Rise in prices of non-vegetarian items a blow to residents reeling under high cost of greens
As if the consistently high prices of vegetables and fuel were not bad enough, the sudden increase in the prices of chicken and eggs has been a blow to customers.
Many residents, who visited meat shops on Monday, were in for a shock as the price of one kg of chicken had increased by Rs. 60 in the last three days.
See infographic at left.
Some of them said they bought only half of what they usually buy. “Whenever the vegetable prices go up, I manage with chicken or eggs. But, now even these have become costly and I had to cut down on portions of non-vegetarian items,” said N. Srinivasan, a resident of Choolai.
One kg of dressed chicken is now sold at Rs. 200-Rs.220 depending on the locality.
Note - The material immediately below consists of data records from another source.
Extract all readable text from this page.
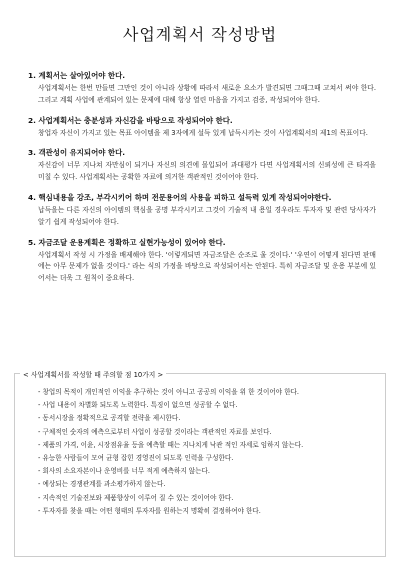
사업계획서 작성방법
1. 계획서는 살아있어야 한다.
사업계획서는 한번 만들면 그만인 것이 아니라 상황에 따라서 새로운 요소가 발견되면 그때그때 고쳐서 써야 한다. 그리고 계획 사업에 관계되어 있는 문제에 대해 항상 열린 마음을 가지고 검증, 작성되어야 한다.
2. 사업계획서는 충분성과 자신감을 바탕으로 작성되어야 한다.
창업자 자신이 가지고 있는 목표 아이템을 제 3자에게 설득 있게 납득시키는 것이 사업계획서의 제1의 목표이다.
3. 객관성이 유지되어야 한다.
자신감이 너무 지나쳐 자만심이 되거나 자신의 의견에 몰입되어 과대평가 다면 사업계획서의 신뢰성에 큰 타격을 미칠 수 있다. 사업계획서는 공확한 자료에 의거한 객관적인 것이어야 한다.
4. 핵심내용을 강조, 부각시키어 하며 전문용어의 사용을 피하고 설득력 있게 작성되어야한다.
납득을는 다른 자신의 아이템의 핵심을 공명 부각시키고 그것이 기술적 내 용일 경우라도 투자자 및 관련 당사자가 알기 쉽게 작성되어야 한다.
5. 자금조달 운용계획은 정확하고 실현가능성이 있어야 한다.
사업계획서 작성 시 가정을 배제해야 한다. '이렇게되면 자금조달은 순조로 울 것이다.' '우연이 어떻게 된다면 판매에는 아무 문제가 없을 것이다.' 라는 식의 가정을 바탕으로 작성되어서는 안된다. 특히 자금조달 및 운용 부분에 있어서는 더욱 그 원칙이 중요하다.
< 사업계획서를 작성할 때 주의할 점 10가지 >
- 창업의 목적이 개인적인 이익을 추구하는 것이 아니고 공공의 이익을 위 한 것이어야 한다.
- 사업 내용이 차별화 되도록 노력한다. 특징이 없으면 성공할 수 없다.
- 동서시장을 정확적으로 공격할 전략을 제시한다.
- 구체적인 숫자의 예측으로부터 사업이 성공할 것이라는 객관적인 자료를 보인다.
- 제품의 가격, 이윤, 시장점유율 등을 예측할 때는 지나치게 낙관 적인 자세로 임하지 않는다.
- 유능한 사람들이 모여 균형 잡힌 경영진이 되도록 인력을 구성한다.
- 회사의 소요자본이나 운영비를 너무 적게 예측하지 않는다.
- 예상되는 경쟁관계를 과소평가하지 않는다.
- 지속적인 기술진보와 제품향상이 이루어 질 수 있는 것이어야 한다.
- 투자자를 찾을 때는 어떤 형태의 투자자를 원하는지 명확히 결정하여야 한다.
The low poultry productivity in Namakkal belt owing to the heat has been cited as the reason for the escalating cost. The soaring cost of poultry feed is another reason, said traders.
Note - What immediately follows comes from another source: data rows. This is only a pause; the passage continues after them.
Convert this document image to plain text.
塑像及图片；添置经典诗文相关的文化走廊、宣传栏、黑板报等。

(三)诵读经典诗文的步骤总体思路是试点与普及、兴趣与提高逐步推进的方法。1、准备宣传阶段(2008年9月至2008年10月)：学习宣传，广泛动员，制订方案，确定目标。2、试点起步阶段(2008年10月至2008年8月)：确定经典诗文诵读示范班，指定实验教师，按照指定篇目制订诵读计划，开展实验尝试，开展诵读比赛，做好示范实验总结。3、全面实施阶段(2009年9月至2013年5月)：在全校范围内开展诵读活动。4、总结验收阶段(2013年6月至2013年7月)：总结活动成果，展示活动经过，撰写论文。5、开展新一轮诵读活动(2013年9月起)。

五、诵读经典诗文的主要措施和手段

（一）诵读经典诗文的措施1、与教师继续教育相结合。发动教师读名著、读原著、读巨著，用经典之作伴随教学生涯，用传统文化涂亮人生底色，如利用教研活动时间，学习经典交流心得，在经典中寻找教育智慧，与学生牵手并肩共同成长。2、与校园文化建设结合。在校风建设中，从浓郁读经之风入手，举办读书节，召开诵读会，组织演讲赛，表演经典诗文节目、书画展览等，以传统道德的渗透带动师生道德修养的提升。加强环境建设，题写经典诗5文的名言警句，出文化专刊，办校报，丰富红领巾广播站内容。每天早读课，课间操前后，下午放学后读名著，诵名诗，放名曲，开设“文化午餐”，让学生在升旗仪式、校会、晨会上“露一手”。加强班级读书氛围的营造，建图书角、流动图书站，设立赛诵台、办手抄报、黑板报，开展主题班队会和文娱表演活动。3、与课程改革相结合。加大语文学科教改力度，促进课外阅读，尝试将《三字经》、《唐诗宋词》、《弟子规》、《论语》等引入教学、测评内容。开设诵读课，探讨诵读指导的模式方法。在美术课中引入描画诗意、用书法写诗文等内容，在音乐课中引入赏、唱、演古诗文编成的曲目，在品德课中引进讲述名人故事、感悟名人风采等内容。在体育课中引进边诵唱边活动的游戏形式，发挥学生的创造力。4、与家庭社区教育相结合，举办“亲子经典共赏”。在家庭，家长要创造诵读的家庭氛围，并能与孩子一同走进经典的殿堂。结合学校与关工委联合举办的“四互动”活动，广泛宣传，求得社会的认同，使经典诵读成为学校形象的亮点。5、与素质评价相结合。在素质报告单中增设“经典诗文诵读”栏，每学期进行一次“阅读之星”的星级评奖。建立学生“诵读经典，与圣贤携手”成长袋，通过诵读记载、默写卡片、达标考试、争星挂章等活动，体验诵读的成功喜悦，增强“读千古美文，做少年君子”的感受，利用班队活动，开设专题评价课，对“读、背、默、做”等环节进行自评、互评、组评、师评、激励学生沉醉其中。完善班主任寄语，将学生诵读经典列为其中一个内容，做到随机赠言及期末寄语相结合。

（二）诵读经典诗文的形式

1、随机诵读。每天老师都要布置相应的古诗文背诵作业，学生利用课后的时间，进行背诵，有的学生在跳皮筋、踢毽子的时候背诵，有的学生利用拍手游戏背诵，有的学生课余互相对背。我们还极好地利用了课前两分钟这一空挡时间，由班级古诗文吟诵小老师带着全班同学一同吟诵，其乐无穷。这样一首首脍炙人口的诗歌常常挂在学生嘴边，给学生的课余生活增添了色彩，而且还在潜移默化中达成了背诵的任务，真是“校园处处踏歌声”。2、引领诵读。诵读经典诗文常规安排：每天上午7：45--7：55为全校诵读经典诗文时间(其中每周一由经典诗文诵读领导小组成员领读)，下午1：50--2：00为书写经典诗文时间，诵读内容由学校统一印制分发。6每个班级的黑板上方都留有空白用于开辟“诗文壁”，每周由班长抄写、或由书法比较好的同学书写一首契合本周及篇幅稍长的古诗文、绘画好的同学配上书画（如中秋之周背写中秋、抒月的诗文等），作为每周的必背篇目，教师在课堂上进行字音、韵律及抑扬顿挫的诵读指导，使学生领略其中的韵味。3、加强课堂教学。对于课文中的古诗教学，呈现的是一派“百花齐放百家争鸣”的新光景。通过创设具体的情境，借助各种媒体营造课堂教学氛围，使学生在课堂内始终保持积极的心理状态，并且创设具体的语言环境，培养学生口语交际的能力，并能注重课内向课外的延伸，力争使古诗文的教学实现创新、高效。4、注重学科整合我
“This has affected sales. Many customers have been buying only half the quantity,” said V.Anandan, a retailer in Anna Nagar.
Chicken traders strike
Wholesale chicken traders went on strike during the weekend at being forced to buy chicken at Rs. 120 per kg. Shabeer Ahamed, president of Chennai Meat Traders Association, said: “We get only 5 lakh hens daily, a decrease of over 10 lakh. But, the demand remains the same,” he added.
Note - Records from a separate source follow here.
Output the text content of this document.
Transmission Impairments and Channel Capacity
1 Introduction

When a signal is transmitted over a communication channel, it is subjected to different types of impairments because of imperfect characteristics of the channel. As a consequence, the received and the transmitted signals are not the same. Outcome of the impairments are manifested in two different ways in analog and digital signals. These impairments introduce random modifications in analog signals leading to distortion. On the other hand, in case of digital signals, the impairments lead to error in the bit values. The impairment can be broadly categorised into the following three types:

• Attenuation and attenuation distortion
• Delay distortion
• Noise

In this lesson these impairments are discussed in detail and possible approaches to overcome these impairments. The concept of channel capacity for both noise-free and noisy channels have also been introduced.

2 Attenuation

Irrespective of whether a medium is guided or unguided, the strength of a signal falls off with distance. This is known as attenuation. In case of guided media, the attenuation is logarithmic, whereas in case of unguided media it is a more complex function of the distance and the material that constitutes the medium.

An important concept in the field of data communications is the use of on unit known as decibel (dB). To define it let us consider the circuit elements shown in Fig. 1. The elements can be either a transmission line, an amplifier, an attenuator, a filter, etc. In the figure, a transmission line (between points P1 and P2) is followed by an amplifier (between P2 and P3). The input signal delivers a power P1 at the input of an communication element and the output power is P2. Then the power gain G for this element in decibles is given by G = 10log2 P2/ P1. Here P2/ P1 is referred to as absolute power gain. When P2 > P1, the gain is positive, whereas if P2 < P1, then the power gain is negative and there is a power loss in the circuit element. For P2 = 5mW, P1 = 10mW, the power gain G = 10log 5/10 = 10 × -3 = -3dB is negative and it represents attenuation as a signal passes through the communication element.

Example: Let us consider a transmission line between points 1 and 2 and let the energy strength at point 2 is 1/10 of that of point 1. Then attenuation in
However, caterers and hoteliers said they have not increased the price of non-vegetarian dishes or compromised on quantity. “Profits have come down by at least 30 per cent as prices of ingredients including chicken, eggs, tomatoes and ginger have gone up,” he added.
However, he has not cut down on the number of dishes, especially in wedding banquets, owing to fear of losing out to competition.
Eggs, which are a staple at many homes, have also become dearer. Mohan Reddy, the Chennai Zonal Chairman of National Egg Coordination Committee, which fixes the rate for eggs, said that summer had taken a toll on production.
“About 5 -7 per cent of farms reduced the number of birds and have not replaced them. But the major contributor to the increase in prices is the cost of feed. Last year, during the same period, feed was just Rs. 12 a kg but now it is Rs. 21/kg.
Drought, drop in maize production
A severe drought and drop in maize crop production has led to an increase in feed prices. However, though egg prices have gone up in the retail market, the farmers are getting only 20 paise per egg. Last month alone, the industry suffered losses amounting to Rs. 10 – 15 crore. Farmers suffered a loss of Re.1 per egg,” he said.
The cost of mutton continues to be static at Rs.440 per kg for the past six months as the meat is being sourced from as far as Maharashtra.
With fish prices being 10 – 15 per cent higher than they were during the 45-day ban on trawling, the hike in prices of eggs and chicken has hit many families badly.
“Fish are being sent to the western coast as the ban is in place there. Also, rains and winds in the sea down south have kept fisherfolk indoors.
Though demand for fish is high, fishing activity is limited to Chennai, Tiruvallur and Kancheepuram districts in the State,” said Nanjil Ravi of the Akila Indiya Meenavar Sangam.